Vice Sports Minister Choi Yoon-hee told the same meeting that a 20-member investigation team was launched last week to find why authorities didn’t properly respond to the athlete's petitions and whether related sports supervisory or support bodies functioned over the case in an appropriate manner.

“We will thoroughly investigate,” the vice minister said. “We’ll sternly punish those” responsible for Choi Suk-hyeon’s death.

During the parliament’s meeting, the team coach, identified by lawmakers as Kim Kyu-bong, and two athletes accused of abusing Choi said that they had never beaten or abused her.

Choi's cause of death was ruled a suicide. State prosecutors are separately investigating the abuse allegations she made before her death, according to the Korean Sports & Olympic Committee.

Last week, the world’s triathlon’s governing body expressed its shock over Choi’s death and asked South Korea’s local triathlon federation and Olympic committee to share information about her case.

The alleged abuses happened when Choi belonged to a team run by the local government of Gyeongju city in the southeast.

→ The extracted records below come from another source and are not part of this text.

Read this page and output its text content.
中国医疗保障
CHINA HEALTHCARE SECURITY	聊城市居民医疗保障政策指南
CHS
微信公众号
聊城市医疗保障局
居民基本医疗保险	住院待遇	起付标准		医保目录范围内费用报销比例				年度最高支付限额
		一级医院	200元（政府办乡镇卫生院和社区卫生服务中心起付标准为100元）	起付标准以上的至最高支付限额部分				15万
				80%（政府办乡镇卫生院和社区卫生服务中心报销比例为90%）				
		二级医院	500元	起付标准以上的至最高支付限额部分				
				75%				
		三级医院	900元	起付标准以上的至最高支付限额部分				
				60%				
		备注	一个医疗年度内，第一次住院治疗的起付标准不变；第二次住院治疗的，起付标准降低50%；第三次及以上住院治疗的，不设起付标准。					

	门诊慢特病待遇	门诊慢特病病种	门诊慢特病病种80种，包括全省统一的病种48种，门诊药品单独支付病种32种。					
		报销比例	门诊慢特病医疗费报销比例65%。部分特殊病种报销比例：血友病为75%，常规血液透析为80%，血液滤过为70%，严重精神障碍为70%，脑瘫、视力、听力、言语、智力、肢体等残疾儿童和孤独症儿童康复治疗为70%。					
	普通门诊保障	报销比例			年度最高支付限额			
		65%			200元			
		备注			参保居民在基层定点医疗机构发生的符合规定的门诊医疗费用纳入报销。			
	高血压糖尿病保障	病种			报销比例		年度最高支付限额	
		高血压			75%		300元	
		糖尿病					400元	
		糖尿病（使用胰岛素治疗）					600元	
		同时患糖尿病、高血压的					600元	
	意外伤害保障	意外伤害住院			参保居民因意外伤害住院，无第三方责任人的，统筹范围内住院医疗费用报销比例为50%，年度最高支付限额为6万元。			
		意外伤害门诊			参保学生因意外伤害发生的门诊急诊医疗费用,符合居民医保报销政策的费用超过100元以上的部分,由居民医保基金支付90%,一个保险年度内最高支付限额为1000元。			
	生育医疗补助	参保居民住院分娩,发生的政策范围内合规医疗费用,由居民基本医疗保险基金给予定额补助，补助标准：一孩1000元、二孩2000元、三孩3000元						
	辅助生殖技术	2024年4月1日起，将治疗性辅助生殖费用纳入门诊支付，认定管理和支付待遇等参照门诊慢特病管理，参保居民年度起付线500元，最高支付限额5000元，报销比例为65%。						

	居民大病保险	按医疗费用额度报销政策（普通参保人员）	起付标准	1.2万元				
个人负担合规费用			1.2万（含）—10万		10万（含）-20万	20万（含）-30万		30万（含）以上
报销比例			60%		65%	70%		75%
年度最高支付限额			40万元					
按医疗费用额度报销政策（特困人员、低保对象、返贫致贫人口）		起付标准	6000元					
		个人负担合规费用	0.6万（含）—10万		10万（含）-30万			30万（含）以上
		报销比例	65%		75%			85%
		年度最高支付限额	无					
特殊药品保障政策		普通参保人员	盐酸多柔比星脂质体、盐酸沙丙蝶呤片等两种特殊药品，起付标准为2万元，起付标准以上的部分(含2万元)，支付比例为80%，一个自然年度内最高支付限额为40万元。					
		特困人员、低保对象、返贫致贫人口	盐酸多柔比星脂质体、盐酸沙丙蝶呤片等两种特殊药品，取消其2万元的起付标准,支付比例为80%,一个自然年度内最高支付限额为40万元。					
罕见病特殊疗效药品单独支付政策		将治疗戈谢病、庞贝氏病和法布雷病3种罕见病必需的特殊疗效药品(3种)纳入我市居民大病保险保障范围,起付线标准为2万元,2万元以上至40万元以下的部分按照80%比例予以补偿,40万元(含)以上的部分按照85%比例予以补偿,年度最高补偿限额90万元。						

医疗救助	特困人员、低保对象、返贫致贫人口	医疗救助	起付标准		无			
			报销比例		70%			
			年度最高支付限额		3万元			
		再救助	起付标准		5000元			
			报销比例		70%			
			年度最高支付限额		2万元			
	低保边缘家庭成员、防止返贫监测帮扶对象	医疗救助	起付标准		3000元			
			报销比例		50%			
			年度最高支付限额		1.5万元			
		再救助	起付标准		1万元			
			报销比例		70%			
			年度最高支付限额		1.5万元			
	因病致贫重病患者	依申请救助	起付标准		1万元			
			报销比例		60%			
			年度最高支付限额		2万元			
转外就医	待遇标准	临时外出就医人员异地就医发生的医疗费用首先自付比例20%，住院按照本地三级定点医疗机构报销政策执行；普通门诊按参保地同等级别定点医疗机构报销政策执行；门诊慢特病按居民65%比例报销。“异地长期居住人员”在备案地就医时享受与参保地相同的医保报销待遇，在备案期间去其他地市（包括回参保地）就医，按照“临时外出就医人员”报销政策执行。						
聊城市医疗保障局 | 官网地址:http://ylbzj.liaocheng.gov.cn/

Earlier Monday, two of her ex-teammates told reporters they and Choi had been beaten and suffered verbal and other abuses by their team’s coach, a physical therapist and senior teammates. One of them said she and Choi were once forced to eat 200,000 won ($167) worth of bread until dawn as a punishment for gaining weight.

The two women requested their names not be revealed, citing worries that media publicity would damage their private lives.

Choi, a junior bronze medalist at the 2015 Triathlon Asian Championships, was first picked in the national team in 2015, while still in high school. Her last major race was in October, when she finished the South Korean championship in 14th place.

The abusive treatment of athletes has been a deep-rooted problem in South Korea, which considers achievements in Olympics and other international sports events as a national pride. Athletes often live in dormitories, where coaches often exercise overbearing control, and they skip school from a young age in order to perform well at athletic events, leaving them with less education and career choices, which makes it harder for them to resist unjust treatment, experts say.

In recent years, South Korean female athletes, wrestlers and judo and taekwondo players accused their male coaches of sexually abusing them. Members of the country’s silver medal-winning Olympic curling team, cheered as the Garlic Girls for their hometown’s famed produce, accused their former coaches of verbal abuse and holding back prize money.